For reasons that will become clear I won't relate the precise details of the inscription (I did say it was a mystery!), suffice to say that it contained a date - 1939, a place - Margate, and a name...of which the most relevant detail is that the man who built the violin was a Czech refugee.

That evening found me sitting at my computer with the violin back beside me. At this point in time I was simply just curious about the inscription. I had it in mind that given the date it was just possible that the man who built it might still be alive, just - and certainly his descendants, if he had any.
And so I Googled, in the vague hope that I'd find at least a few pointers or references. And I did.
I quickly discovered that at the start of WWII there was in influx of refugees to Britain. Some of these were accommodate in refugee camps along the south coast, and in particular at Margate.
Better yet, I stumbled across a site entirely devoted to Czech refugees in Britain.
Having found out as much as I felt I could I decided to drop the author of the site an email, in which I explained how I came by the piece of the violin and my hopes of finding a living link.
I hoped I'd get at least an informative reply, maybe some extra links to follow up too.

The reply came a little later - and I was astonished by what I read.
Clearly a man after my own heart when it comes to such things, my correspondent had done some in-depth research and dug up a wealth of information, including birth dates, marriage details, children etc.

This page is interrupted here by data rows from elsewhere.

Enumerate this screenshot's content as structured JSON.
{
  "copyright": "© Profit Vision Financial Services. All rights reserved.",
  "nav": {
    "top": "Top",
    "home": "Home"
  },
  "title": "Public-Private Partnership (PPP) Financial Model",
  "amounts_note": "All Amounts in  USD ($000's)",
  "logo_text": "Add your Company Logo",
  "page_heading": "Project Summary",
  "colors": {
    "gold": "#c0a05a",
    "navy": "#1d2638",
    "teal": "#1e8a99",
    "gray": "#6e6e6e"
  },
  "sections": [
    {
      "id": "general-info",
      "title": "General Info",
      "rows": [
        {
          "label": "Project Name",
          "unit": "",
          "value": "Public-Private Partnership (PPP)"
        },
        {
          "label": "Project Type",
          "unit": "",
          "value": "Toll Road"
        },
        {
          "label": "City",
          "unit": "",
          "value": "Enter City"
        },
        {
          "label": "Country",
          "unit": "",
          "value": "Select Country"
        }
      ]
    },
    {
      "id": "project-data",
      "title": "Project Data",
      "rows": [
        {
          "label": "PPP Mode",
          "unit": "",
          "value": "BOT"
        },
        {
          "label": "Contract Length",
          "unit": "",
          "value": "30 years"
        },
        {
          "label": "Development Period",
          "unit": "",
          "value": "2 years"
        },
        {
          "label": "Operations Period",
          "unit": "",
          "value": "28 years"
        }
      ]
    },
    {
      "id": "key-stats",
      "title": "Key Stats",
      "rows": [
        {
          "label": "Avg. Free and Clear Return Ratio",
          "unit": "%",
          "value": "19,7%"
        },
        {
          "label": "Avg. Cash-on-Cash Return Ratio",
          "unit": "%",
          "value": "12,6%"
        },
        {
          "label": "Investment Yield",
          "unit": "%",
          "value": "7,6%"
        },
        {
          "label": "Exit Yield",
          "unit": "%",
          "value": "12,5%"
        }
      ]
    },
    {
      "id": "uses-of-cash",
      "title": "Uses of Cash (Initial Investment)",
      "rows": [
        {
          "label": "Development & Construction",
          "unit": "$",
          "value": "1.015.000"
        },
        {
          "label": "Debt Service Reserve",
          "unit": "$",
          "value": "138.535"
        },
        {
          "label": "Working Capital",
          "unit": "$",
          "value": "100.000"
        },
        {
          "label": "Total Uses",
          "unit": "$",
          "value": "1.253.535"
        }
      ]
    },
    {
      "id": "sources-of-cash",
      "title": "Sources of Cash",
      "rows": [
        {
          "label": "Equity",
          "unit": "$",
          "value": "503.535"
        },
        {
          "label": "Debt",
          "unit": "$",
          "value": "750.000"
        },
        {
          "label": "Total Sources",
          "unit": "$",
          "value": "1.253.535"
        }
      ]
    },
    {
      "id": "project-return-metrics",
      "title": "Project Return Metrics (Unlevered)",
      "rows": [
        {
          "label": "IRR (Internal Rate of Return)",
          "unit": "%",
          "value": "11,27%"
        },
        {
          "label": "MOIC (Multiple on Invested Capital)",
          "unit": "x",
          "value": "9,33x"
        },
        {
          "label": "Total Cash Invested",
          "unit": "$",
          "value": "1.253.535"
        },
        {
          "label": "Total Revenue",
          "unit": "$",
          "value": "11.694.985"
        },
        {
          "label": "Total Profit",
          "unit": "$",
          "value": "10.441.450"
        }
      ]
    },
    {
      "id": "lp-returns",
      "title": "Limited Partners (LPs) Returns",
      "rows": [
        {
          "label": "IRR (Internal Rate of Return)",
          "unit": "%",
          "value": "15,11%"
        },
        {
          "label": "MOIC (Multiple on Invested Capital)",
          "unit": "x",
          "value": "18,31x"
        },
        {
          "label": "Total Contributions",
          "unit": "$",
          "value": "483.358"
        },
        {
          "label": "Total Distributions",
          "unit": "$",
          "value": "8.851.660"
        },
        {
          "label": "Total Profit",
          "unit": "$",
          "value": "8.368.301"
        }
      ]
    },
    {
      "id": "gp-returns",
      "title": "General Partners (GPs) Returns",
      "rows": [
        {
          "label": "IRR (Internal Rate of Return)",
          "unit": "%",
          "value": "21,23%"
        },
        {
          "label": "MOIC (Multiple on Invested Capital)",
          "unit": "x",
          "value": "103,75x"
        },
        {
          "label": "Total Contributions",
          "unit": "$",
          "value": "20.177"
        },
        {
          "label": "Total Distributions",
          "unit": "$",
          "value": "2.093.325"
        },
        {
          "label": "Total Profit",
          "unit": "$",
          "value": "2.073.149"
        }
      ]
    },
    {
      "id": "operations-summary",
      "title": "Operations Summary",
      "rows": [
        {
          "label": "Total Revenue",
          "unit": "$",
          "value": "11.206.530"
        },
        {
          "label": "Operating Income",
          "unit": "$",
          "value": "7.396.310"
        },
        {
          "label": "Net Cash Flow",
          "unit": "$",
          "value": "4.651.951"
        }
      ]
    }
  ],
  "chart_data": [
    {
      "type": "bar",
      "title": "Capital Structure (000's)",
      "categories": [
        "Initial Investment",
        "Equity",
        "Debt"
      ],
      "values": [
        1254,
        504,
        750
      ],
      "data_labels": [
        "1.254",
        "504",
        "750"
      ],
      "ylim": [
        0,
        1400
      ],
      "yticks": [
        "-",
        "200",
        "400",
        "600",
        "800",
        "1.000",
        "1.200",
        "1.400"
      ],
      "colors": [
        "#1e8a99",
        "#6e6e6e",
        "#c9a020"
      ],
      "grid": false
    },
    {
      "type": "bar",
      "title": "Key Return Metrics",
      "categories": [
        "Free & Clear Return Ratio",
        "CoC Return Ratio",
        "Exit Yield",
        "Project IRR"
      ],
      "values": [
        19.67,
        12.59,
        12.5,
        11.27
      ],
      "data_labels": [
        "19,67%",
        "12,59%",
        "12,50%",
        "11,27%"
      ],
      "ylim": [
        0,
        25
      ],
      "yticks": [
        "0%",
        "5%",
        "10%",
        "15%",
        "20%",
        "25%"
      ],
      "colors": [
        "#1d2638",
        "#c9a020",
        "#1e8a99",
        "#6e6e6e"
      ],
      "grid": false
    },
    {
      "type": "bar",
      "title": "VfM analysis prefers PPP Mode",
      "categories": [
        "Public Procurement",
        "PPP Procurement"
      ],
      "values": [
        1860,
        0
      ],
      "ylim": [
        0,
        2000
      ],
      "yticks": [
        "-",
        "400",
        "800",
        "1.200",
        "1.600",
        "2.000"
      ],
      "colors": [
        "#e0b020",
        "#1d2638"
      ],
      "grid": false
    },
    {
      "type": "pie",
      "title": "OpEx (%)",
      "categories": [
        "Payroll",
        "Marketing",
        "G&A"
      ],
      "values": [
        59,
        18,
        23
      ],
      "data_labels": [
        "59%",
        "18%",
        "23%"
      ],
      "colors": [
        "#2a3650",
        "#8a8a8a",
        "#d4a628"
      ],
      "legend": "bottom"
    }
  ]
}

He'd even visited the public records office on my behalf to see if there were any other details to be found. It transpired that the craftsman had left his home country at the outbreak of war, along with his wife and children, seeking safety from the Nazi regime - and ended up in a holding camp in Margate.
During his stay here he found time to build this violin, even though his known history made no mention of any trade associated with the craft. Indeed, from looking at the remains it appears that he was either largely self-taught, or limited by the availability of tools or materials.

As to how the violin ended up in my Notting Hill shop - on the correspondent's site was a photo of a group of Czech refugees at one of the Margate camps. In the photo was a young man holding a violin. I speculated that perhaps this could be the man himself, but the ages didn't match.
However, seated next to the young man was a woman, and it transpired that she was a regular correspondent of the man who sent the website author the photo. Following the war, she found herself living in Notting Hill, as did many other Czech refugees - which gives us the link from the violin built in Margate to my shop in West London.

The records show that the craftsman passed away in 1952, still living in Britain, leaving behind a wife, and a son who later married. The son would be in his 80's now, if he's still alive - but there remains the possibility that he and his wife had children - in which case I hold something built by their grandfather.
I have some details with which to follow up my investigation - I have details of Naturalisation certificate for the craftsman's son which ties him to a place. Beyond that, I don't know - and it will mean further research in that specific area.
I would like one day to be able to place the violin part in the hands of someone to whom I feel it rightfully belongs, but in the meantime I feel it's my duty to take good care of it.
The reason I'm being somewhat secretive about specific details is that I feel I'm sharing someone else's history with you. I feel I can only do so up to a point, at least until I have either come to the end of the trail or until I have permission from those concerned to reveal all.

And so, like all the best mysteries, this one ends with '..to be continued'.